Tuesday, May 9, 2017

Supermotos & Urban Dirt Bikers

California Today: The Bay Area’s ‘Bike Life’ Riders

A “bike life” enthusiast in San Francisco, who spoke on condition of anonymity because of police scrutiny surrounding the activity, said the rides were not about making trouble.

“It’s a lot of people that are building a community around something that they love to do,” the man said in a phone interview.

Asked about the highway attack, he bristled at the news media’s labeling of the group as a gang and suggested the riders had been provoked.
The San Francisco police said it had been receiving more complaints about the bikers tearing through traffic.
Urban dirt biking has surged in the Bay Area over the last five years. The phenomenon has been linked to Baltimore, where inner city dirt bikers were the subject of the 2013 documentary “12 O’Clock Boys.”

The Bay Area riders aren’t to be confused with another motorcycle subculture that is built around supermoto bikes, nimble two-wheelers that can navigate both dirt and pavement.

Supermotos look similar to dirt bikes, and their owners also go on group rides around the Bay Area.
A few differences:

— The dirt bikers are more associated with acrobatics, known as stunting, whereas supermoto was born out of racing.

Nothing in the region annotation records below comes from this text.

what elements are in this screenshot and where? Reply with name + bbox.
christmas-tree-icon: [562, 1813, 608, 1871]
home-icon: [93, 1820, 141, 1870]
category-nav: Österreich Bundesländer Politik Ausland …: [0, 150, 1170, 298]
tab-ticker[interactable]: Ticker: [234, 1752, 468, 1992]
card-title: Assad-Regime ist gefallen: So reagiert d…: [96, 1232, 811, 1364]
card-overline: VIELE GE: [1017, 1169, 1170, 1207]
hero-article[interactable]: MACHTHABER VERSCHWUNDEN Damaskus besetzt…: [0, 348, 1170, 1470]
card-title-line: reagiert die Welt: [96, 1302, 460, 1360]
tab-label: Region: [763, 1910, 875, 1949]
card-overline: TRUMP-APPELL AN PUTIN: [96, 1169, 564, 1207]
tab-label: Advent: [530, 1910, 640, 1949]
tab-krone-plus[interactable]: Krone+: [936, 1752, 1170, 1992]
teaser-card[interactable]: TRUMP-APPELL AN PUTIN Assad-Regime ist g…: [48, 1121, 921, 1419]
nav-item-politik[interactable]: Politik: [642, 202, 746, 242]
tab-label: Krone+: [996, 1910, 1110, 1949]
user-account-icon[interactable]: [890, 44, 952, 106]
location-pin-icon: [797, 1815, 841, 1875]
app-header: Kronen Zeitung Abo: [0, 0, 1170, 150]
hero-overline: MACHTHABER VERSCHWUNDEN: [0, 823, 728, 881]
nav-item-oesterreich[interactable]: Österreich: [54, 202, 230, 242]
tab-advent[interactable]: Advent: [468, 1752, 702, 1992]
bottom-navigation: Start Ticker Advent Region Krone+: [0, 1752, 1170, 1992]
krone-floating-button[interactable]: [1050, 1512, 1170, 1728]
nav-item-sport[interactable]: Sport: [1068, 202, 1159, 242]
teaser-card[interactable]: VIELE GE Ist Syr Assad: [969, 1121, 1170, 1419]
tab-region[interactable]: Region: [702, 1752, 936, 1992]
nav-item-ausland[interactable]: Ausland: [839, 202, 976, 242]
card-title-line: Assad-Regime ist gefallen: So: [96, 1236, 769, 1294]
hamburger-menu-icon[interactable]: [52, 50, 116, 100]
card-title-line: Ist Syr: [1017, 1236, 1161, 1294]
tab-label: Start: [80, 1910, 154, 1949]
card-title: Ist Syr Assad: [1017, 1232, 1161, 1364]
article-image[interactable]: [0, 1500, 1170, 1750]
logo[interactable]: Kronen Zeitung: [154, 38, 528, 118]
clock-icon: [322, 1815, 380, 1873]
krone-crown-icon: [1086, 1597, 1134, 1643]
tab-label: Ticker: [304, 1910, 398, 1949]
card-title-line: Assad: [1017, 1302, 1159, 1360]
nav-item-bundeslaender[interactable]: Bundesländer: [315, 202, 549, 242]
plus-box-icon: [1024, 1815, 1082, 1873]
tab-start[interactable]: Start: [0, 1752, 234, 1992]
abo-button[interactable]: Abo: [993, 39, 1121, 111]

— Unlike many of the dirt bikes, the supermotos are usually street legal.

— Supermoto riders are seen as less brazen.

“Generally, they don’t break the law,” said Gabriel Ets-Hokin, a Bay Area-based motorcycle journalist. “It’s a very different thing.”

Still, the distinctions may be lost on motorists who find any swarm of motorcycles disconcerting.

Supermoto riders are mostly drawn to “carving the hills,” said Liza Miller, host of the Motorcycles and Misfits podcast in Santa Cruz. But occasionally, they speed, blow through red lights or jump railroad tracks.

“I can tell you,” she added, when you get on a supermoto, “you get that feeling like you just want to do bad things.”